Sally Gregory Kohlstedt

University of Minnesota

Sally Gregory Kohlstedt, Professor Emerita of History of Science and Technology at the University of Minnesota-Twin Cities, specializes in the history of the natural sciences, the influence of scientific institutions, and the dynamics of gender in scientific practice. Throughout her career, she has led programs and conferences relating to women’s and feminist studies and served in multiple editorial advisory roles with presses and journals.

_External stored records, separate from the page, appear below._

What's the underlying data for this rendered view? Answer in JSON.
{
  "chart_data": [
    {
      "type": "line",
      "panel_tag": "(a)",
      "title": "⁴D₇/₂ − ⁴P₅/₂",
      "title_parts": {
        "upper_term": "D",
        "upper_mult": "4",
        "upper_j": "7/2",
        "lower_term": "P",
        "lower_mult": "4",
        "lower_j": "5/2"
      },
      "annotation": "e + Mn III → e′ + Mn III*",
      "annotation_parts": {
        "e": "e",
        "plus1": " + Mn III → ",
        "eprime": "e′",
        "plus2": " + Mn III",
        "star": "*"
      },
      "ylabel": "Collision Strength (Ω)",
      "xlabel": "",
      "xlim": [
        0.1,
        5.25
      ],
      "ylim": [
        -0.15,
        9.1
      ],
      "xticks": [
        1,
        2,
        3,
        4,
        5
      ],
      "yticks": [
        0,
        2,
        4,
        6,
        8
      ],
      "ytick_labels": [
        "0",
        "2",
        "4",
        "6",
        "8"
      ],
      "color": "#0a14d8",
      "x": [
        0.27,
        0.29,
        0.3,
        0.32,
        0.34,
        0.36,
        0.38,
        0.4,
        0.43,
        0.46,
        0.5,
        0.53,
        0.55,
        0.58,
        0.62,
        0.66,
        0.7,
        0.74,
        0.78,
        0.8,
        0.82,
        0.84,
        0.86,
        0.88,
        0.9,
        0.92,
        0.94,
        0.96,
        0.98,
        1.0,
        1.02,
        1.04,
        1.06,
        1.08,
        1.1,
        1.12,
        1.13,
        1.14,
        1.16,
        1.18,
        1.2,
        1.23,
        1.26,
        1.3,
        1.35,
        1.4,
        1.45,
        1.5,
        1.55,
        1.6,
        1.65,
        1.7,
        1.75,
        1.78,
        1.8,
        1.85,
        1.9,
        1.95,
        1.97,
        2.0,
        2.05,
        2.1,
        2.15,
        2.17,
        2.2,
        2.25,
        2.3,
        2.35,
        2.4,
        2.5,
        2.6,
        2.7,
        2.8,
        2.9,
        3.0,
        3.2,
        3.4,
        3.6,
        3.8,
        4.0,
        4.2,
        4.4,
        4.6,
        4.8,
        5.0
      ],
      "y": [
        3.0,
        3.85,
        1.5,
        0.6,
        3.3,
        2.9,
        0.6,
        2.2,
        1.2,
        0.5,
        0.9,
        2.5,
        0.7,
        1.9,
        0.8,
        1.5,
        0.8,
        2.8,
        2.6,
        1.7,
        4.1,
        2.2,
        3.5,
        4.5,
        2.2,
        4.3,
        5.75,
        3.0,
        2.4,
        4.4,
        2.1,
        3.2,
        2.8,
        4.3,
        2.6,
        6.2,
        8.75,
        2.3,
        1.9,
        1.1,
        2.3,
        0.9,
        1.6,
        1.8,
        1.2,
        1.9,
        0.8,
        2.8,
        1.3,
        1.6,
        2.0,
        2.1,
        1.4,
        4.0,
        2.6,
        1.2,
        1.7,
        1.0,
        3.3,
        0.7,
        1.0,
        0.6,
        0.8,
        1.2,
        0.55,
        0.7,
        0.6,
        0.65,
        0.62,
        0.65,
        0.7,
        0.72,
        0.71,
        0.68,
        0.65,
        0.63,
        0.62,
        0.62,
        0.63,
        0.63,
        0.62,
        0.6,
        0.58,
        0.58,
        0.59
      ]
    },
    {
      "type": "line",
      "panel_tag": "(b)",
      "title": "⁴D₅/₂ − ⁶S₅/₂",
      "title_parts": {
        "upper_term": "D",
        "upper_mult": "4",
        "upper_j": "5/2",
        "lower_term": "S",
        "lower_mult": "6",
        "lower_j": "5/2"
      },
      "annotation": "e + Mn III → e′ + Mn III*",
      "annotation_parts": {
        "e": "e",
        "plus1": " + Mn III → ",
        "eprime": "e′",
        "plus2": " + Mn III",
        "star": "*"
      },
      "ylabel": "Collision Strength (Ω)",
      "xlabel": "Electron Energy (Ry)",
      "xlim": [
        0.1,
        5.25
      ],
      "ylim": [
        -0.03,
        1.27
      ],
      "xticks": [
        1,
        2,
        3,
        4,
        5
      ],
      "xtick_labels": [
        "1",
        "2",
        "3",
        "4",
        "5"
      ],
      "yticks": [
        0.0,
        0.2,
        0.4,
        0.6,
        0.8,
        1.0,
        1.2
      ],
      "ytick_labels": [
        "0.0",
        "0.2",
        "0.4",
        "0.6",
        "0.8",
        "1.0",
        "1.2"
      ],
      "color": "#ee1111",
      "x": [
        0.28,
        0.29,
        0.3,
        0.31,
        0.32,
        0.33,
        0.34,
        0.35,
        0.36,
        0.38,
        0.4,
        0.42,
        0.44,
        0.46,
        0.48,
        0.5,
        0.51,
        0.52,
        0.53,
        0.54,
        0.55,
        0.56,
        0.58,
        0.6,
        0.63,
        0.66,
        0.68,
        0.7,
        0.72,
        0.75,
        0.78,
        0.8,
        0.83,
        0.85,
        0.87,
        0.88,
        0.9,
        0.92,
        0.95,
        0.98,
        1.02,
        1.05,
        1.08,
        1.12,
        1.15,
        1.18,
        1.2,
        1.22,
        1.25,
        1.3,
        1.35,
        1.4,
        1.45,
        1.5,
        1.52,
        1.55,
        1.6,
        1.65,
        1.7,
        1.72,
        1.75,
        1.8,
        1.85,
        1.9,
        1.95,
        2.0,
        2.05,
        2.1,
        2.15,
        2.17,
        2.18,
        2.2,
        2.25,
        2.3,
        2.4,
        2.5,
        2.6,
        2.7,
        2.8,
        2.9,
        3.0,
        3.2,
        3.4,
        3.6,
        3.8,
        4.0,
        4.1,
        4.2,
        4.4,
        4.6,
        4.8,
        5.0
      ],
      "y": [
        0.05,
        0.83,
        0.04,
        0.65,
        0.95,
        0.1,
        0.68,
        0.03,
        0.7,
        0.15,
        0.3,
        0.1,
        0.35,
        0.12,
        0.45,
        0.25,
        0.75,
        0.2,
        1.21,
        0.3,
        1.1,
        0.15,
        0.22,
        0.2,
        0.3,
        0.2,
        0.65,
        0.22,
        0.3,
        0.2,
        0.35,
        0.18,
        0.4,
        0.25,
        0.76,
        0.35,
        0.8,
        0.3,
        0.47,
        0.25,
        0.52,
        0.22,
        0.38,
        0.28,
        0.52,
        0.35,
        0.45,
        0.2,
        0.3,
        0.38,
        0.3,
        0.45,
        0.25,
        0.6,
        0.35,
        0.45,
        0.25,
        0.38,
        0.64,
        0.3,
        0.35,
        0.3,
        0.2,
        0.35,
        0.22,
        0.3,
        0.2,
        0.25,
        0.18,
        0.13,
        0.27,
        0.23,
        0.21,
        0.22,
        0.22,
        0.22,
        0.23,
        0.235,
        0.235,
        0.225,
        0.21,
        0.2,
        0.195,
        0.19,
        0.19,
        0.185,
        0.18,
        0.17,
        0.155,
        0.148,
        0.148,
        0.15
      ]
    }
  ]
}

Her early publications explored the nineteenth century intellectual and cultural framework that underpinned the rapid and perhaps unexpected development of science and technology in the maturing United States. The research demonstrated how American scientists established communities to facilitate their intellectual projects in a democratic society and, in turn, made science a cultural value through formal and informal education. Uncovering the ubiquity of women’s participation led Kohlstedt to publish on their significant but often-invisible contributions, with attention to the gender dynamics that shaped their scientific work

She is author of The Formation of the Scientific Community (University of Illinois Press) and co-authored editions, including Science in the American Century (University of Chicago Press) with David Kaiser;  Women, Gender and Science: New Directions (University of Chicago Press)  with  Helen Longino; and Historical Writing on American Science (University of Chicago Press) with Margaret Rossiter. Kohlstedt’s book Teaching Children Science: Hands-On Nature Study in North America (University of Chicago Press) won the History of Science Society’s Rossiter Prize. She has published essays and articles in multiple edited books and in Isis, Science, Journal of the History of Biology, Museum History Journal, Signs, Historical Records of Australian Science, and Osiris.

In 2019, she was given the Sarton Medal, an award given annually to an outstanding historian of science. She engaged actively in national professional organizations, serving in multiple roles, perhaps most notably as President of the History of Science Society as well as Board member of the American Association for the Advancement of Sciences, where she subsequently chaired its committee on Science, Ethics, and Religion.

She has an undergraduate degree from Valparaiso University and a Ph.D. from the University of Illinois Urbana-Champaign.